Selamat Tinggal PLTU Batu Bara

06/11/2021 05:00
Selamat Tinggal PLTU Batu Bara
Ilustrasi MI(MI/Duta)

 

 

PEMERINTAH Indonesia berencana menghentikan pembangkit listrik tenaga batu bara secara bertahap hingga 2040. Rencana itu bagian dari kesepakatan bersama 190 negara dan organisasi untuk menyetop penggunaan pembangkit listrik berbahan bakar batu bara dan berhenti membangun pembangkit baru.

Kesepakatan itu tercapai dalam Konferensi Perubahan Iklim Ke-26 PBB (COP-26) di Glasgow, Skotlandia, pada Kamis (4/11). Sebagai negara yang saat ini bauran energinya sebagian besar masih ditopang batu bara, tentu tidak mudah bagi Indonesia untuk melepas ketergantungan dari bahan bakar fosil tersebut.

Apalagi, sumber daya mineral itu merupakan salah satu komoditas andalan ekspor Indonesia. Badan Pusat Statistik (BPS) mencatat kinerja ekspor komoditas batu bara masih terus mengalami kenaikan. Sepanjang September 2021, ekspor batu bara tumbuh hingga 168,89% (year-on-year/yoy).

Indonesia tidak boleh mundur lagi dari rencana memensiundinikan batu bara. Semula pemerintah berpandangan, penghentian batu bara baru bisa dilakukan pada 2056 sehingga pada 2060 bisa mencapai emisi nol karbon. Karena itu, dibutuhkan peta jalan dan harus ada komitmen kuat dan terarah untuk menjalankannya pada 2040.

Langkah pertama yang mesti diambil pemerintah secepatnya ialah merevisi Keputusan Menteri ESDM Nomor 188.K/HK.02/MEM.L/2021 tanggal 28 September 2021. Keputusan tentang pengesahan Rencana Usaha Penyediaan Tenaga Listrik (RUPTL) 2021-2030 sebagai pedoman penyediaan tenaga listrik untuk PLN.
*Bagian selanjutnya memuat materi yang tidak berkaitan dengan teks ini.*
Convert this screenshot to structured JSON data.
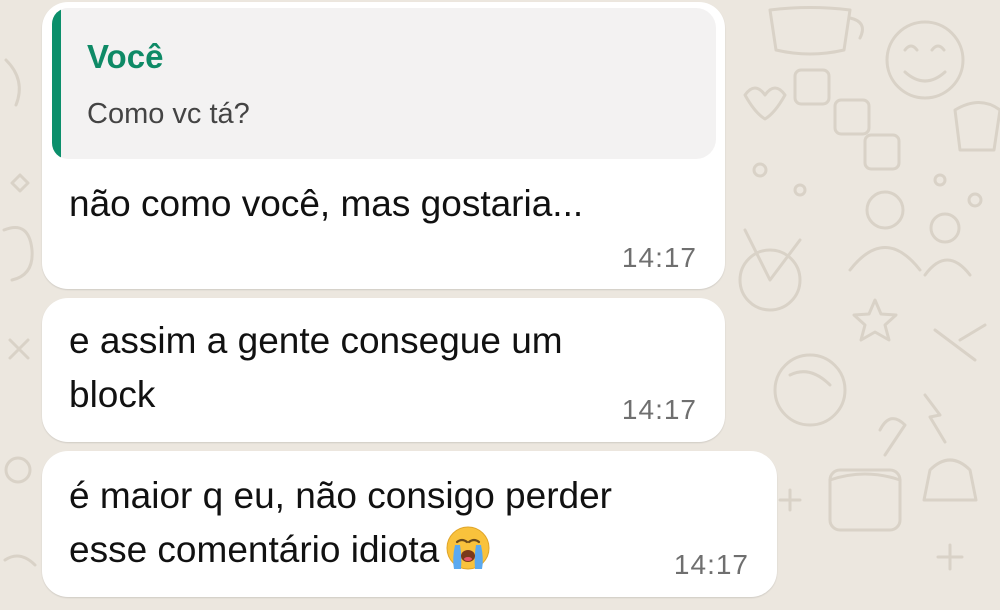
{
  "chat": {
    "wallpaper_color": "#ece7df",
    "bubble_color": "#ffffff",
    "accent_color": "#0e8a66",
    "messages": [
      {
        "quote": {
          "author": "Você",
          "text": "Como vc tá?"
        },
        "text": "não como você, mas gostaria...",
        "time": "14:17"
      },
      {
        "lines": [
          "e assim a gente consegue um",
          "block"
        ],
        "time": "14:17"
      },
      {
        "lines": [
          "é maior q eu, não consigo perder",
          "esse comentário idiota"
        ],
        "emoji": "loudly-crying-face",
        "time": "14:17"
      }
    ]
  }
}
Direvisi karena dalam RUPTL ini, komposisi energi baru terbarukan (EBT) untuk pembangkit ditetapkan 51,6%, meski lebih besar daripada energi fosil yang sebesar 48,4%. PLN telah menyusun peta jalan menuju netral karbon 2060 yang menargetkan phase out batu bara diganti EBT pada 2056.

Menggantikan batu bara dengan EBT tidaklah susah asalkan ada uang. Indonesia memiliki potensi EBT yang cukup besar, yakni mencapai 417,8 Gw. Akan tetapi, saat ini yang dimanfaatkan baru 10,4 Gw atau sekitar 2,5%. Potensi itu berasal dari arus laut samudra sebesar 17,9 Gw, panas bumi 23,9 Gw, bioenergi 32,6 Gw, angin 60,6 Gw, air 75 Gw, dan matahari atau surya 207,8 Gw.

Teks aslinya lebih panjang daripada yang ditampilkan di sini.